Mathieu Perreault Mathieu Perreault
La Presse

Les leaders catholiques ne digèrent pas d’être placés dans la même catégorie que les bars, plutôt que dans celles des cinémas et des salles de spectacles.

« Le ministère de la Santé parle du même souffle des “activités dans les lieux de culte et dans les salles où est permis la vente ou le service de boissons alcooliques pour consommation sur place”. À sa face même, cet amalgame est injustifié et faux », dénonce l’Assemblée des évêques par voie de communiqué.

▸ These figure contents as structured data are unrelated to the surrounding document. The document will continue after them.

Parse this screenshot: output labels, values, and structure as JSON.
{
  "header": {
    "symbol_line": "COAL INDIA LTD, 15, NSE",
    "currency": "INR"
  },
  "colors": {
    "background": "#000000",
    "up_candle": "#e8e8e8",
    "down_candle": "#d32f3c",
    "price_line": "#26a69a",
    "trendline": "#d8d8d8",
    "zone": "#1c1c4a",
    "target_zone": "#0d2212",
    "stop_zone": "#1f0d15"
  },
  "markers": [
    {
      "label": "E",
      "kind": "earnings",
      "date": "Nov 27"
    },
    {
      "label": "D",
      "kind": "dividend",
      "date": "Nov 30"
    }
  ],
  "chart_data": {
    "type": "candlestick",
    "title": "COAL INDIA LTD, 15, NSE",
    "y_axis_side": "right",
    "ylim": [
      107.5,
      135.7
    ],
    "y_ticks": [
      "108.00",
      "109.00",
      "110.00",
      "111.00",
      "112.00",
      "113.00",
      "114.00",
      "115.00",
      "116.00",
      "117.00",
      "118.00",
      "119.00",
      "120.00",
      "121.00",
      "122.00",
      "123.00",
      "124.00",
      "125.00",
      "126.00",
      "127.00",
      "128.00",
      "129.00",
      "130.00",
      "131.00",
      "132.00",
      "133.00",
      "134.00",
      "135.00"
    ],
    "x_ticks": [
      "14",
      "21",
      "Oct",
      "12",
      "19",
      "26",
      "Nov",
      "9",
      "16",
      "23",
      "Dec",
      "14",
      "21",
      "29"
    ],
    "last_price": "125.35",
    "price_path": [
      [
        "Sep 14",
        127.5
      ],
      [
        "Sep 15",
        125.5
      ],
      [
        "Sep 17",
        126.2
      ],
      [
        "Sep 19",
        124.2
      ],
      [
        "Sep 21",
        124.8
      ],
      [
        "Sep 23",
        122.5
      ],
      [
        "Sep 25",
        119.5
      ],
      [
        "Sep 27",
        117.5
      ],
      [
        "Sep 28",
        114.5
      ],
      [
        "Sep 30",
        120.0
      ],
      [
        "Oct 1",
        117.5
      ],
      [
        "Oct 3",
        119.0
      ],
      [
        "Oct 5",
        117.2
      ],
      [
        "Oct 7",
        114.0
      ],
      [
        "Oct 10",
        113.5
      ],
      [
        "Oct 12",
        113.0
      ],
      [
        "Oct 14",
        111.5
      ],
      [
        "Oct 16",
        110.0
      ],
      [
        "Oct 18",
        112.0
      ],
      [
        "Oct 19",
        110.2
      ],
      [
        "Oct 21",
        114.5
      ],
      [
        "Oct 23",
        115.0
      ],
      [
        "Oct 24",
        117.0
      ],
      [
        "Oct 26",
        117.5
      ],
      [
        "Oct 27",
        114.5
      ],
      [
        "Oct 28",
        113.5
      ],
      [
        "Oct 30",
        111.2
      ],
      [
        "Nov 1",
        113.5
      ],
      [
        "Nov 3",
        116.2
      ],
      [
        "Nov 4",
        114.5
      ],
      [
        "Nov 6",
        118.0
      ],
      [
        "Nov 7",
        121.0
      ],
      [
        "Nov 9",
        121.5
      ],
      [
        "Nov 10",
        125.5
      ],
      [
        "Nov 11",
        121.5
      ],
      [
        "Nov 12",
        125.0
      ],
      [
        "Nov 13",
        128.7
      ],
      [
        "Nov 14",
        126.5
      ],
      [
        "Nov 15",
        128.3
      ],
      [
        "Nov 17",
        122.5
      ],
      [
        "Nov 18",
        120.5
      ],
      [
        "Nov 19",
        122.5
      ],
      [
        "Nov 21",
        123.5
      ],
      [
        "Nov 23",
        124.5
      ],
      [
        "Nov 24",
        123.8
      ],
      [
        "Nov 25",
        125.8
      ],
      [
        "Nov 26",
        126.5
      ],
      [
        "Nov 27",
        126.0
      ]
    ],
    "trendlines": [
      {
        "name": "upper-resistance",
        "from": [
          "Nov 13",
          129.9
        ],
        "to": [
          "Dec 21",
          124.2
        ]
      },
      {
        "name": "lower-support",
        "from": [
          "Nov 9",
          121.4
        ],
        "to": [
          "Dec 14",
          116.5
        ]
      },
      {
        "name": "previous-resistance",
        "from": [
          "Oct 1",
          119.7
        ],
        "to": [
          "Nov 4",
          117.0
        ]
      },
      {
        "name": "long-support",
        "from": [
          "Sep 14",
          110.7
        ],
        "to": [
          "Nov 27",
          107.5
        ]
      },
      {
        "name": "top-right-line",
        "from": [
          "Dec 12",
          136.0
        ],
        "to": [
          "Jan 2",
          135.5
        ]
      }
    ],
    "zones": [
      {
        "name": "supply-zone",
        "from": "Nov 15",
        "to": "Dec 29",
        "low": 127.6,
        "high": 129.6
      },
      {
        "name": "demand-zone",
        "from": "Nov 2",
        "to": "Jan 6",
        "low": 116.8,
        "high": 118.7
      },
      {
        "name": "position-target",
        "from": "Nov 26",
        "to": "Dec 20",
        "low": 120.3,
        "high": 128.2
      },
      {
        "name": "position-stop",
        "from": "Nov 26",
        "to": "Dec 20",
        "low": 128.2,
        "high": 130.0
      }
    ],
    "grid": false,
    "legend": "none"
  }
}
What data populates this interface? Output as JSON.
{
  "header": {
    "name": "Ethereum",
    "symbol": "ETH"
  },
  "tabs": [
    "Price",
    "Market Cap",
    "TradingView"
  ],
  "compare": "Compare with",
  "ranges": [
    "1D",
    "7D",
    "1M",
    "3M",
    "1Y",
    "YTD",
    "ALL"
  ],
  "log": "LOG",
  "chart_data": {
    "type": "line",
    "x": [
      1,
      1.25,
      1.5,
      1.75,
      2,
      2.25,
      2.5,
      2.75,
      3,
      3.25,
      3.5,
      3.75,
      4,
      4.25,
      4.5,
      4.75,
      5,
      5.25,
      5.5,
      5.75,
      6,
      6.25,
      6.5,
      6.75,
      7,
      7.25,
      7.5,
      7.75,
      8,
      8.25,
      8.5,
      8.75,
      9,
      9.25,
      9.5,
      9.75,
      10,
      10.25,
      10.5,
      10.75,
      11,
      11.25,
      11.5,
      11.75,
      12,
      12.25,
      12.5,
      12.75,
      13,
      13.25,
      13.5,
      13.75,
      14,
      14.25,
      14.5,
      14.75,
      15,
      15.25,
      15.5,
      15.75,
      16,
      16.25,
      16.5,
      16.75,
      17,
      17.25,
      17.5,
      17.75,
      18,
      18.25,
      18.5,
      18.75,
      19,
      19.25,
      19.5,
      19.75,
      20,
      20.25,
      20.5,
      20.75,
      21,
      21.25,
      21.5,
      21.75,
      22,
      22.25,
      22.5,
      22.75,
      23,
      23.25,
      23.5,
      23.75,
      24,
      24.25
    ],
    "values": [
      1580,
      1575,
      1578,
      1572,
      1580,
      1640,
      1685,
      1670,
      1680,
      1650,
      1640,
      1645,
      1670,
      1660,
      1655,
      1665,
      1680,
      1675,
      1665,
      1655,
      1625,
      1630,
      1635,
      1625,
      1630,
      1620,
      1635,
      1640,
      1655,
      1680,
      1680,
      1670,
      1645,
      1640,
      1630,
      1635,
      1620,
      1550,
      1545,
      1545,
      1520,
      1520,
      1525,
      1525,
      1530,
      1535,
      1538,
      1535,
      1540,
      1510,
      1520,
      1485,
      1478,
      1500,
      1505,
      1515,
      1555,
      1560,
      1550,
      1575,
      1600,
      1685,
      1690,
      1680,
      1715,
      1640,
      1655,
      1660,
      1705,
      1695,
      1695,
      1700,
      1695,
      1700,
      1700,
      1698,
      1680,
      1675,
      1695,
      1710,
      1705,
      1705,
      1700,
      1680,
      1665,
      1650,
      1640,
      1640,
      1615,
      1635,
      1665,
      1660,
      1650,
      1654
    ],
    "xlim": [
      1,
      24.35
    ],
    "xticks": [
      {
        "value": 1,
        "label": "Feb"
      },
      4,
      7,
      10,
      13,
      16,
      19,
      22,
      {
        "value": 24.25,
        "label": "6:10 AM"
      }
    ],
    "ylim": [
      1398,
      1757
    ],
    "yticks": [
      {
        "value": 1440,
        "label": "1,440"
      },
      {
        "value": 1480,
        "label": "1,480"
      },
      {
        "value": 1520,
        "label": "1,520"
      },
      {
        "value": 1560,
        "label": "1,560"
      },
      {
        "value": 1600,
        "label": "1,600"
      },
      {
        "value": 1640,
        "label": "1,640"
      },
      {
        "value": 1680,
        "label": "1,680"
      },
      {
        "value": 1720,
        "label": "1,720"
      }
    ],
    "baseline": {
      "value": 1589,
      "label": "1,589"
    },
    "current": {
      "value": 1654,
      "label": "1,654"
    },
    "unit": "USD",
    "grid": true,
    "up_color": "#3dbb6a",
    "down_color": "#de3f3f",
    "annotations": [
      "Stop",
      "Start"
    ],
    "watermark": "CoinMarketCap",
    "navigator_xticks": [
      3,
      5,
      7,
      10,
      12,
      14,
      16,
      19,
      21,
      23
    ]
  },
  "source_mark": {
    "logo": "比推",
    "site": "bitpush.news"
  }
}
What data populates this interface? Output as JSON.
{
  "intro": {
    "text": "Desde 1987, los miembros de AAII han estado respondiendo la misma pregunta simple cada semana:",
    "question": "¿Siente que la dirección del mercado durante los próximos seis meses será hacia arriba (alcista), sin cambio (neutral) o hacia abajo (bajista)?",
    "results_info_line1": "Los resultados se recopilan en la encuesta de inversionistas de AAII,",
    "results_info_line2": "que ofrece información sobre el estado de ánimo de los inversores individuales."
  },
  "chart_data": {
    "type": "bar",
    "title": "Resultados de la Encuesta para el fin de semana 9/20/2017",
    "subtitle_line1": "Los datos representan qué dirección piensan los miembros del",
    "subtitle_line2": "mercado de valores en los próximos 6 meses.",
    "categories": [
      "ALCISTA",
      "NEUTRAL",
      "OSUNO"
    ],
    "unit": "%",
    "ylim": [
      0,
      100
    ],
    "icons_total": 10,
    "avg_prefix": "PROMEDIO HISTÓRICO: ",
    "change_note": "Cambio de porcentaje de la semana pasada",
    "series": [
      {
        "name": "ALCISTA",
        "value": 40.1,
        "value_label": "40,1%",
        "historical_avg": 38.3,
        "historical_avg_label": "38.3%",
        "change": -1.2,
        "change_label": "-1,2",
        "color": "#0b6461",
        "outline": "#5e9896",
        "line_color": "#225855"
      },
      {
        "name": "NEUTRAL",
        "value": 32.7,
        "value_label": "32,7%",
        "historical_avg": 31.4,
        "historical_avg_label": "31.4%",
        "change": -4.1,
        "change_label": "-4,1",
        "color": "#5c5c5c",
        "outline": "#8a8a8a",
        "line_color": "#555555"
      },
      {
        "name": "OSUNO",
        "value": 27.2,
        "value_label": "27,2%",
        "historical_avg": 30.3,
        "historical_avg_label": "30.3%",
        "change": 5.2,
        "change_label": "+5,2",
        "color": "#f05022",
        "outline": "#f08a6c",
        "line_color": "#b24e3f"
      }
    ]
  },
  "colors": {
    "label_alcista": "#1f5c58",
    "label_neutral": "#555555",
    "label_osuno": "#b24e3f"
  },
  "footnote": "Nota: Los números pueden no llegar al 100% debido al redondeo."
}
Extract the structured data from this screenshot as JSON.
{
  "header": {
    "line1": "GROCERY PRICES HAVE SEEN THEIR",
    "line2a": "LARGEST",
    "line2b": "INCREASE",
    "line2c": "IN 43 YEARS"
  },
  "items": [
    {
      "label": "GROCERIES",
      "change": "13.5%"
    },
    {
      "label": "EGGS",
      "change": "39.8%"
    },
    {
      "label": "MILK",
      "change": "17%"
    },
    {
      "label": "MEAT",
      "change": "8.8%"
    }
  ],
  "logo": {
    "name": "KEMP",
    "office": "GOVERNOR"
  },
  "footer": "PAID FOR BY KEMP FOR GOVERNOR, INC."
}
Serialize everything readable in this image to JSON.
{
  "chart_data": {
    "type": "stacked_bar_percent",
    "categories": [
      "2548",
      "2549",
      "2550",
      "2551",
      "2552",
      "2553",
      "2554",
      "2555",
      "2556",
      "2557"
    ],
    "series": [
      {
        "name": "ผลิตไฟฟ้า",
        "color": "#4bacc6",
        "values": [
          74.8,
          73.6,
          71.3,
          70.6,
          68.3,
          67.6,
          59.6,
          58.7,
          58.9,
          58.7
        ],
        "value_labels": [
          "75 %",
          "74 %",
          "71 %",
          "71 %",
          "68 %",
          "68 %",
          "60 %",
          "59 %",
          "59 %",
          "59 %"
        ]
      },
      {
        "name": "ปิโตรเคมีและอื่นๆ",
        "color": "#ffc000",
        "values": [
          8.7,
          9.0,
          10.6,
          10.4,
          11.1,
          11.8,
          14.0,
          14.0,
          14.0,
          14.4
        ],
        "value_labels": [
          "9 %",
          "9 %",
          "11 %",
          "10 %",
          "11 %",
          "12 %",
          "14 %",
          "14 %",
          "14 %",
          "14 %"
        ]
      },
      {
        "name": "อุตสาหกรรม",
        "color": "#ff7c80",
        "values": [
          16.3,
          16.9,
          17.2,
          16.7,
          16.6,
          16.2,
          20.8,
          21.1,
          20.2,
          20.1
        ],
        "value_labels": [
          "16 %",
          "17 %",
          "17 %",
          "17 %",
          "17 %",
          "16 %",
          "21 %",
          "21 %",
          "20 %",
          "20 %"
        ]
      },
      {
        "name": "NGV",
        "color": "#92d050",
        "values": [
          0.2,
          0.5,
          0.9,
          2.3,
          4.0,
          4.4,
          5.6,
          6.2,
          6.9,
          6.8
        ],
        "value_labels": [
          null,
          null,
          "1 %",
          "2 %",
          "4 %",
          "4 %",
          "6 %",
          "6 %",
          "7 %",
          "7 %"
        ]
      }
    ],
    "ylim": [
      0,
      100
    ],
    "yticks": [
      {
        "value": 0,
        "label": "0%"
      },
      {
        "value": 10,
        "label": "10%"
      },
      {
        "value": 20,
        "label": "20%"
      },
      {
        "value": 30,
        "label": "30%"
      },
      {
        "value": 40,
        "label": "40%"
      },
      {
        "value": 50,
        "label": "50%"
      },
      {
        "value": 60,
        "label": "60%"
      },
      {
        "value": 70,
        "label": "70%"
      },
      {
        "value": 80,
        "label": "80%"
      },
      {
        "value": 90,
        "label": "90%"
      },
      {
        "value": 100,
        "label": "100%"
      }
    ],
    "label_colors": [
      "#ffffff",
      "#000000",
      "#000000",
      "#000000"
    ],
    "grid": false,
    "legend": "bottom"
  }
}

L’Assemblée estime que les messes sont plus proches d’une séance de cinéma ou d’une représentation de théâtre. Fin août, un arrêté du ministère de la Santé avait permis des assouplissements pour les lieux de culte similaires aux salles de spectacle et de cinéma (enlever le masque si la distance entre les personnes était de plus de 1,5 mètre), note l’Assemblée dans son communiqué. « Les communautés réunies dans les lieux de culte prennent soin de limiter au maximum les prises de parole des assemblées », plaident les évêques.

La semaine dernière, deux synagogues de Dollard-des-Ormeaux, Beth Tikvah et Or Shalom, ont annoncé l’annulation de leurs cérémonies pour les fêtes juives de Roch Hachana et Yom Kippour, la fin de semaine dernière et la semaine prochaine.

Fin juillet, l’archevêque de Québec, Gérald Cyprien Lacroix, avait estimé que Québec avait « manqué de respect » envers les communautés religieuses, qui avaient collaboré dès le début avec les mesures de confinement, mais avaient dû attendre longtemps pour être autorisées à rouvrir.